The Markup conducted the study and co-published the report with STAT. The Markup discovered that Meta Pixel tracking is used in one-third of the appointment scheduling pages of the hospital. For example, the researchers found that when visitors to the University Hospitals Cleveland Medical Center click on the ‘Schedule Online’ button on a physician’s page, Meta Pixel routed the text of the button to Meta, together with the physician’s name and the search phrase, which for that individual was pregnancy termination. It was the same story with a number of other websites, which provided details obtained from the choice made from dropdown menus that furnished data concerning the patient’s condition, for example, Alzheimer’s disease.

A lot more worrisome is that for 7 hospital networks, Meta Pixel was set up within password-protected patient websites. The researchers discovered that five of the hospitals were transmitting information to Meta regarding real patients who agreed to take part in the Pixel Hunt project, which The Markup and Mozilla Rally manage. Involvement in that project required sending the data to The Markup regarding the websites they visited, which exposed the information being sent to Meta such as patients’ prescription drugs, descriptions of their allergic responses, and details about their forthcoming physician’s consultations.

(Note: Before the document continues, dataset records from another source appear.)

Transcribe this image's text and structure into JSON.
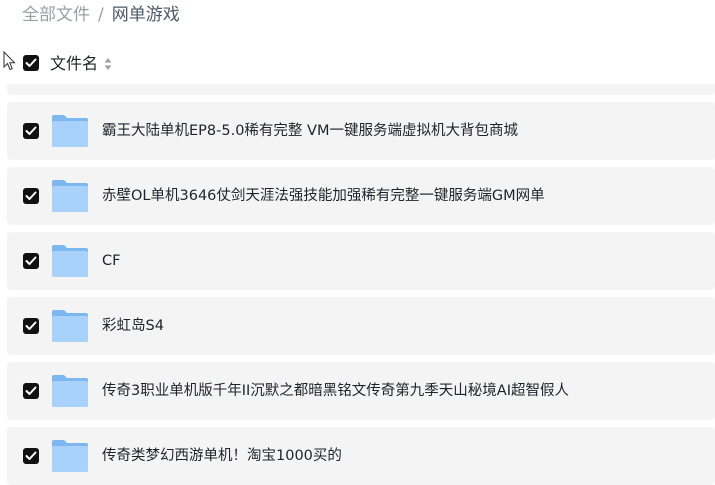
{
  "breadcrumb": {
    "root": "全部文件",
    "separator": "/",
    "current": "网单游戏"
  },
  "header": {
    "name_column": "文件名",
    "all_selected": true
  },
  "files": [
    {
      "name": "霸王大陆单机EP8-5.0稀有完整 VM一键服务端虚拟机大背包商城",
      "selected": true,
      "icon": "folder-icon"
    },
    {
      "name": "赤壁OL单机3646仗剑天涯法强技能加强稀有完整一键服务端GM网单",
      "selected": true,
      "icon": "folder-icon"
    },
    {
      "name": "CF",
      "selected": true,
      "icon": "folder-icon"
    },
    {
      "name": "彩虹岛S4",
      "selected": true,
      "icon": "folder-icon"
    },
    {
      "name": "传奇3职业单机版千年II沉默之都暗黑铭文传奇第九季天山秘境AI超智假人",
      "selected": true,
      "icon": "folder-icon"
    },
    {
      "name": "传奇类梦幻西游单机！淘宝1000买的",
      "selected": true,
      "icon": "folder-icon"
    }
  ],
  "colors": {
    "row_background": "#f4f4f5",
    "checkbox": "#111111",
    "folder_back": "#7db7f0",
    "folder_front": "#a9d2fb"
  }
}
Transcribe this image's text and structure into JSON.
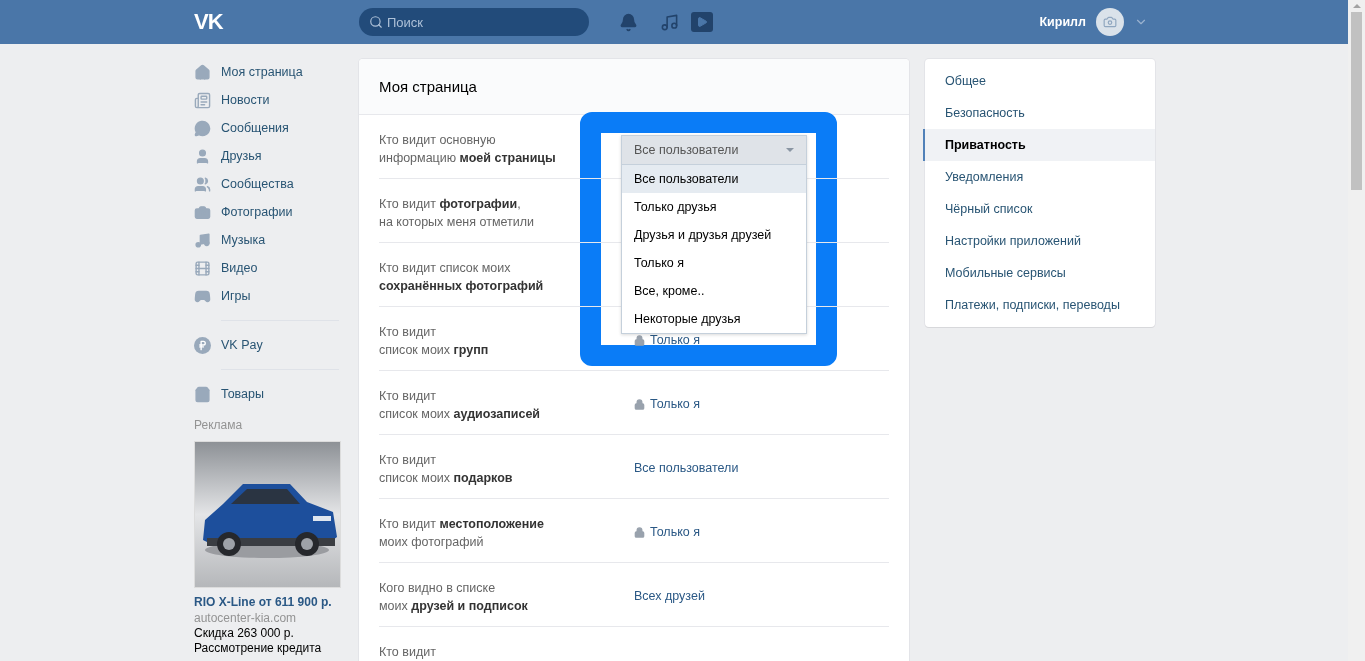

The Markup stated there seemed to be no business associate agreements signed by the hospitals and Meta, which is required to permit the data sharing as per the HIPAA Rules. Also, it seemed that permission from patients allowing the transmitting of information to Meta was not acquired, meaning probable HIPAA violations.

The 7 hospital systems affected were Edward-Elmhurst Health, Community Health Network, FastMed, Piedmont, Renown Health, Novant Health, and WakeMed. All except Renown Health and FastMed had taken away the Meta Pixel after knowing about the data transfer by The Markup when the report was published, together with 6 hospitals from the 33 that were found to have the Meta Pixel on their appointment reservation pages.

The Markup stated in its report that the 33 hospitals that got Meta Pixel installed on their appointment webpages have jointly reported over 26 million patient admissions and outpatient appointments in 2020, and this research just looked at the top 100 hospitals. More may likewise be sharing information with Facebook via Meta Pixel.

The Markup mentioned it could not figure out how Meta/Facebook utilized the information transmitted using Meta Pixel, including for giving targeted advertisements. Meta representative, Dale Hogan, released a statement based on the results of the study. When Meta’s indicators filter systems identify that a company is transmitting potentially sensitive health information from their application or website by using Meta Business Tools, which in some instances can occur by mistake, that potentially sensitive information will be taken out before it could be saved in their adverts systems.